Our perimeter defense at Nora were a bunch of Montagnards. They were there with their families. We would buy ice from them. When we first got there you got a pretty good size piece of ice for the equivalent of a buck. By the time I left you were getting one about a third the size for five bucks. They were good business people. And we had to be able to keep our beer cold after all! I remember we lived mostly on C-rations. They would fly in one hot meal a day. That was one thing about being in the artillery, you almost always got at least one hot meal a day. It was pretty quiet as far as I remember. We went there to support the infantry, but we did not have many fire missions to shoot, and I don’t recall any mortar attacks.

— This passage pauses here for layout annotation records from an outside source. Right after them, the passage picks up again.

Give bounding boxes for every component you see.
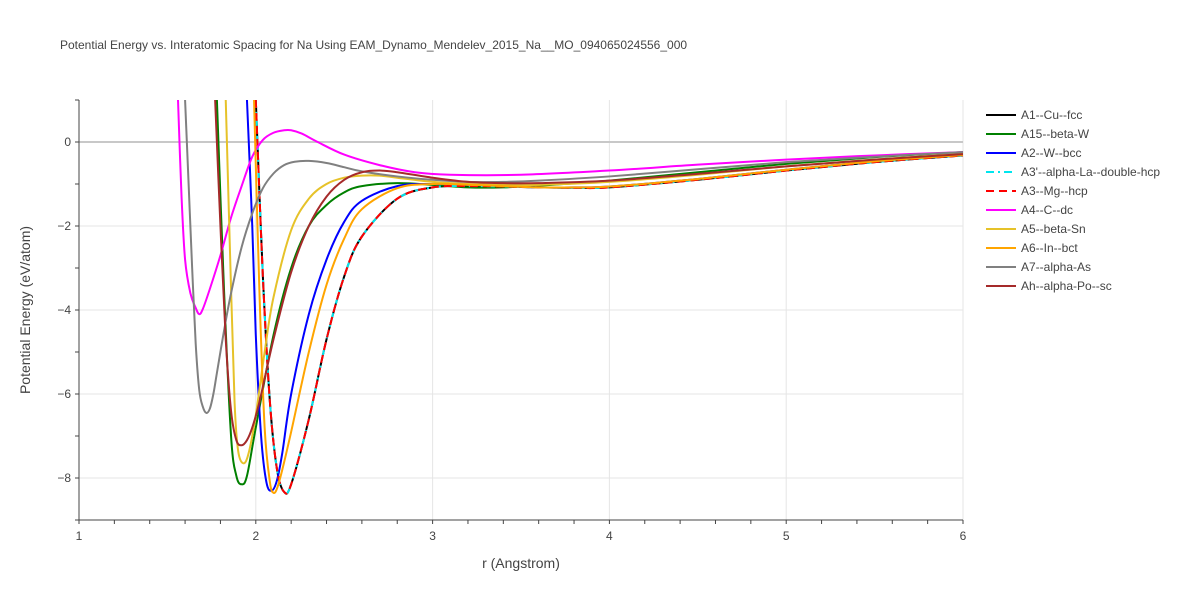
legend-label: A7--alpha-As bbox=[1021, 260, 1091, 274]
y-tick-label: −2 bbox=[57, 219, 71, 233]
axes bbox=[75, 99, 964, 524]
y-tick-label: −4 bbox=[57, 303, 71, 317]
legend-label: A2--W--bcc bbox=[1021, 146, 1081, 160]
x-tick-label: 6 bbox=[960, 529, 967, 543]
legend-item[interactable]: A15--beta-W bbox=[986, 127, 1090, 141]
x-tick-labels: 1 2 3 4 5 6 bbox=[76, 529, 967, 543]
legend-item[interactable]: A3'--alpha-La--double-hcp bbox=[986, 165, 1160, 179]
y-tick-label: −6 bbox=[57, 387, 71, 401]
legend-item[interactable]: A4--C--dc bbox=[986, 203, 1073, 217]
series-line-ah-alpha-po-sc bbox=[214, 100, 963, 447]
legend-item[interactable]: A5--beta-Sn bbox=[986, 222, 1086, 236]
legend-item[interactable]: A6--In--bct bbox=[986, 241, 1078, 255]
legend-label: A4--C--dc bbox=[1021, 203, 1073, 217]
legend-label: A5--beta-Sn bbox=[1021, 222, 1086, 236]
series-line-a6-in-bct bbox=[253, 100, 963, 495]
legend-item[interactable]: Ah--alpha-Po--sc bbox=[986, 279, 1112, 293]
series-lines bbox=[177, 100, 963, 495]
legend-label: A6--In--bct bbox=[1021, 241, 1078, 255]
x-tick-label: 4 bbox=[606, 529, 613, 543]
legend-item[interactable]: A3--Mg--hcp bbox=[986, 184, 1088, 198]
series-line-a5-beta-sn bbox=[224, 100, 963, 465]
legend-label: A3--Mg--hcp bbox=[1021, 184, 1088, 198]
x-tick-label: 5 bbox=[783, 529, 790, 543]
legend-label: A15--beta-W bbox=[1021, 127, 1090, 141]
series-line-a7-alpha-as bbox=[184, 100, 963, 414]
legend-label: A1--Cu--fcc bbox=[1021, 108, 1082, 122]
legend[interactable]: A1--Cu--fcc A15--beta-W A2--W--bcc A3'--alp… bbox=[986, 108, 1160, 293]
y-tick-labels: 0 −2 −4 −6 −8 bbox=[57, 135, 71, 485]
series-line-a15-beta-w bbox=[215, 100, 963, 486]
chart-title: Potential Energy vs. Interatomic Spacing… bbox=[60, 38, 687, 52]
legend-label: A3'--alpha-La--double-hcp bbox=[1021, 165, 1160, 179]
y-tick-label: 0 bbox=[64, 135, 71, 149]
legend-label: Ah--alpha-Po--sc bbox=[1021, 279, 1112, 293]
legend-item[interactable]: A2--W--bcc bbox=[986, 146, 1081, 160]
y-axis-title: Potential Energy (eV/atom) bbox=[17, 226, 33, 394]
x-axis-title: r (Angstrom) bbox=[482, 555, 560, 571]
legend-item[interactable]: A1--Cu--fcc bbox=[986, 108, 1082, 122]
legend-item[interactable]: A7--alpha-As bbox=[986, 260, 1091, 274]
x-tick-label: 2 bbox=[252, 529, 259, 543]
x-tick-label: 1 bbox=[76, 529, 83, 543]
y-tick-label: −8 bbox=[57, 471, 71, 485]
x-tick-label: 3 bbox=[429, 529, 436, 543]
series-line-a4-c-dc bbox=[177, 100, 963, 316]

Just a couple months after I got to Sherry, sometime in May, I extended my tour 53 days so that when I got back to the States I’d get out of the Army right away. When you went back to the States if you had five months or less left on active duty they let you out. That was my goal, to get out of the Army ASAP! When I decided to extend my parents were just devastated. But it was pretty quiet when I decided to extend.
The quiet ended soon after Dick extended. The summer of 1969 saw a brutal level of attacks and casualties at LZ Sherry.
Loose One, Win One
I had a girlfriend in college, we had been going together for at least a year, and in basic training at Ft. Jackson I got the dreaded Dear John letter. I took that really hard. It made me angry, and I was already angry. I was hurt, and at that point in my life I expressed it as anger.
When I got to Vietnam I corresponded with a high school buddy who had gone through ROTC and was an officer stationed in Maryland. Rick had met this girl Judy there, and somehow she got to be my pen pal. Judy was wonderful. She wrote me probably five letters a week. These were not just one or two pages, some of them were eight and nine pages long. It was a wonderful outlet for me to express my emotions and frustrations about the war that I did not want to share with my parents. She was a godsend. I lived for mail call. As I recall we had amazing mail service. Letters only took three or four days. As it turned out Rick and Judy got married a week after my wife and I got married.
Going on convoys into Phan Thiet you always had to watch out for your wallet. The kids were begging for money and candy, but they also tried to steal your money. They would come along and try to pick your wallet out of your pocket. One trick was to cut a slit with a razor in your back pocket to get to your wallet. I always kept it in my breast pocket, growing up in New York I knew about this kind of stuff. I’m just grateful we did not have to worry about people blowing themselves up around us.
One time on a convoy back to Betty I got an opportunity to call home. They did that through a series of shortwave radio operators.
The Military Affiliate Radio Service, known as MARS, used phone-patch connections over shortwave radios to place personal calls to the States. The lines outside the MARS stations in rear areas were always long, and it often took forever to make a chain of connections to the other side of the globe. The calls were limited to five minutes, assuming all of the radio connections held that long.
When they rang my parents’ house, wouldn’t you know it, the line was busy.